WASHINGTON – Justice Anthony M. Kennedy, known as a champion for gay rights, is expected to play a key role in the outcome of the Supreme Court’s review of a Colorado baker’s decision to refuse service to a same-sex couple on religious grounds.
A senior director with the American Civil Liberties Union said Thursday that Kennedy has been distracted by the “deep faith” of Jack Phillips, the owner of Masterpiece Cakeshop, who refused to bake a wedding cake for Charlie Craig and David Mullins. Kennedy, an 81-year-old Republican, has been instrumental in scoring several key judicial victories for gay rights.
“I think (Kennedy is) going to be torn,” ACLU’s Deputy Legal Director Louise Melling said at the Center for American Progress. “Justice Kennedy will appreciate what struggle Jack Phillips faces from his particular standpoint. On the other hand, Justice Kennedy cares deeply about the LGBT community. He cares deeply about the dignity of being turned away, and he cares about harm in other contexts, as well.”

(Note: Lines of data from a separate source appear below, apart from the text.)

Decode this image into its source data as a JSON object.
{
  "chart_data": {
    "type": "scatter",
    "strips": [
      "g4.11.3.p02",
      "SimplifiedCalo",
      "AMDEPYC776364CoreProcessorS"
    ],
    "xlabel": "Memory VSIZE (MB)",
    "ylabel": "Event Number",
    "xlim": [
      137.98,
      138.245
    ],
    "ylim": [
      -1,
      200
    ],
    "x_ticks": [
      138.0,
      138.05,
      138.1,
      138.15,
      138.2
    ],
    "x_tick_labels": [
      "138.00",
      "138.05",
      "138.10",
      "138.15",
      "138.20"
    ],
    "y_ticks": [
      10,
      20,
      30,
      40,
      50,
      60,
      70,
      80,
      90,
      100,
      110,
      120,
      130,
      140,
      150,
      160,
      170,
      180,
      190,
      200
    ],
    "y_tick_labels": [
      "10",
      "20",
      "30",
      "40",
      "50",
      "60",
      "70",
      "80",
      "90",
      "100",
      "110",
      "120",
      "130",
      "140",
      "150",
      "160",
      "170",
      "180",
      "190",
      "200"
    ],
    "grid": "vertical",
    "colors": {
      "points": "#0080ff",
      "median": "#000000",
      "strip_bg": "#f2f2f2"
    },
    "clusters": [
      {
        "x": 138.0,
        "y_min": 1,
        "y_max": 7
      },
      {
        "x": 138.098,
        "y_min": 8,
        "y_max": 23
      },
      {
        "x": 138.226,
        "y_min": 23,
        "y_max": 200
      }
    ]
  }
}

If there’s any doubt about where Kennedy stands, she said, all one has to do is look at the case involving Hobby Lobby, which won a Supreme Court exemption on religious grounds in 2014 from having to pay or administer contraceptives for its employees. She also cited the arguments of the Little Sisters of the Poor, who won a victory in a separate case after facing millions of dollars in fines for refusing to adhere to the Obamacare mandates.
In the Hobby Lobby case, Kennedy made a point of emphasizing that women will still get the care they need, and in a case with implications for the Little Sisters of the Poor, the court emphasized women’s access to coverage.
Phillips said in September that he opened his Lakewood, Colo., shop to “create my art, do the baking that I love and serve the God that I love in ways that would hopefully honor him.” He said that a wedding “signifies husband and wife uniting with Christ.” His legal counsel has also argued for his freedom of expression as an artist. Oral arguments for Masterpiece Cakeshop v. Colorado Civil Rights Commission have just been scheduled for Dec. 5, and a ruling could potentially come in June.
Dariely Rodriguez, director of the Economic Justice Project at the Lawyers’ Committee for Civil Rights Under Law, an organization formed in 1963 at the request of President Kennedy, said that the Masterpiece case is reminiscent of Newman v. Piggie Park Enterprises. In that 1968 case, the Supreme Court ruled against a South Carolina barbecue chain owner who had refused to serve three African-American customers on religious grounds.
The owner had argued that serving the customers would contravene the will of God, but the Supreme Court unanimously rejected those arguments in a ruling that said he violated Title II of the Civil Rights Act.
“We think that it’s imperative for groups across the country to speak up in support of Charlie and David to talk about the real threats that this case represents to public accommodation laws,” Rodriguez said.
Elise Boddie, a law professor at Rutgers University and former director of litigation for the NAACP Legal Defense & Educational Fund, said that Phillips’ argument is “just old wine in a new bottle. She said that the decision should be an easy one, as the court would have to “bulldoze through a lot of law” in order to side with Phillips. State law, she said, dictates that if you’re open for business, you need to serve everybody.
“It’s part of the systematic dismantling of protections for people who are perceived not to belong,” Boddie said. “For people who are perceived to be others, to lie outside our national space. You have to be vigilant against it.”
Rebecca Cokley, a dwarf who served as President Obama’s chief diversity officer, said that discrimination continues to run rampant today despite the narrative that the U.S. has moved past old sentiments. She said that she was harassed and called a midget just outside the White House, and she overheard an anesthesiologist recommending her tubes be tied while she was in labor for her second child.
“The idea that we should be past this to me is hysterically funny to me. It’s hysterically optimistic,” Cokley said. “The cake is a lie.”